ZDNetテクノロジをどれだけ活用できるかがポイントになりそうですね。

河野セキュリティベンダー以外がセキュリティ人材を育成する前にやらなくてはいけないことがたくさんあります。トラブルの際にサポートしてもらうために、セキュリティの専門家が活用できるデータや記録を取得し、利用しやすい状況にしておくことが重要だと思います。これらの運用を外部の専門家に任せることも選択肢の一つでしょう。

名和少ないリソースを必要な部分に集中させることだと思います。オンプレミスでやろうとすれば、多くのリソースを持たなければなりませんが、専門家に任せるプロセスを設ける、或いはより高度な攻撃の発生が予見される領域にコストや人的リソースを集中させることが大切です。

河野マイクロソフトとしては、ユーザーの皆さんからもっと多くのフィードバックをいただきたいですね。現場の情報があれば速やかに修正できるんです。最近ではオンラインサービスをご利用いただいていることもあり、状況を早くしやすく、改善のスピードもクオリティも向上してきたと考えています。

名和組織の中の連絡窓口のようなものを作るべきかもしれないですね。

河野そうですね。また、IT基盤の整備も必要だと思います。CISSPの講義で最初に教えることは、「費用対効果」と「人間の介入の最小化」というものです。人間がやっている対策を「残存リスク」として捉えて、これをカネか技術で解決できるように計画を立ててほしいと思います。

 セキュリティを自動化しようとしても、予算がない、技術が追いついていないといった理由で、どうしても人間がやらなければならない部分があります。これを払拭し、理想に近づけていくかを考えるのがセキュリティ技術者の役割の一つだと思います。名和さんのようなハイレベルなエキスパートをたくさん増やすというより、むしろ技術を活用してエキスパートに依存しない環境を作っていくべきだと思います。もちろん、それが実現するまでの間には専門的な人材はある程度必要になるとは思いますが。

ZDNet最後にセキュリティベースラインを上げていくポイントを教えてください。

名和いま、ITセキュリティを担当する方々がすごく苦労しているのをひしひし感じています。そこを何とか支援したい気持ちは、これまでも、これからも変わりません。企業のビジネスがITに大きく依存していることを、ITユーザーの方々に理解してもらえるようコミュニケーションを取る必要があるかもしれません。そのような努力に加えて、人が介入しなくても回るセキュリティシステムを提案していくことがポイントだと思います。

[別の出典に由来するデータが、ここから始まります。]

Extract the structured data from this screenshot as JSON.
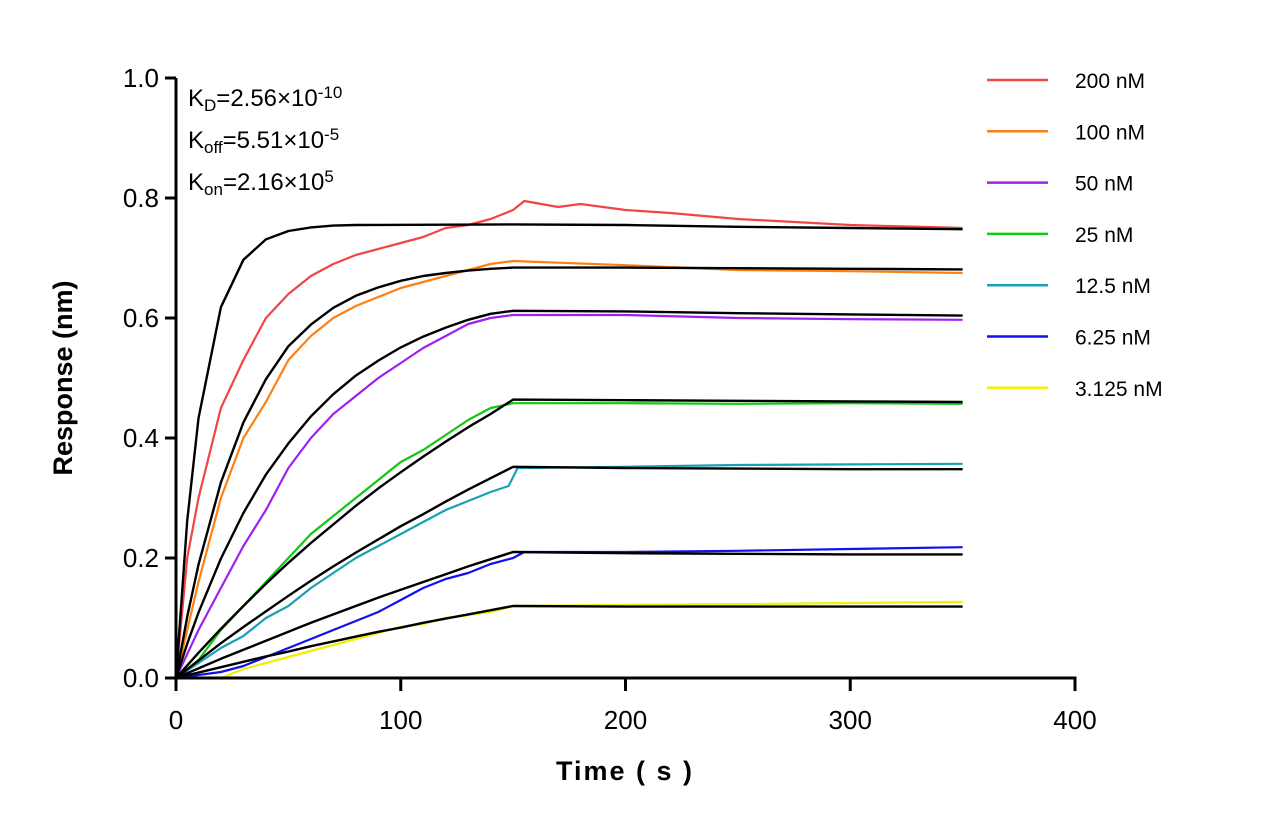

河野最新のITを知っていただきたいですね。例えば、DevOpsやサーバレス、クラウドストレージといったテクノロジが生まれ、活用されたのは、「開発者や運用者の言い訳を聞いて納期を遅らせたくない」「OSとアプリの相性問題に引きずられたくない」「使いたいだけ細かな単位でストレージを使いたい」といった要望を満たすためです。つまり皆さんに課題があれば、必ずそれを解決するための技術が生まれます。ぜひそれを探して活用していただきたいと思います。それが進んでいくことで、人間があまり関与しなくてもいいIT環境に近付いていくものであるべきかもしれませんね。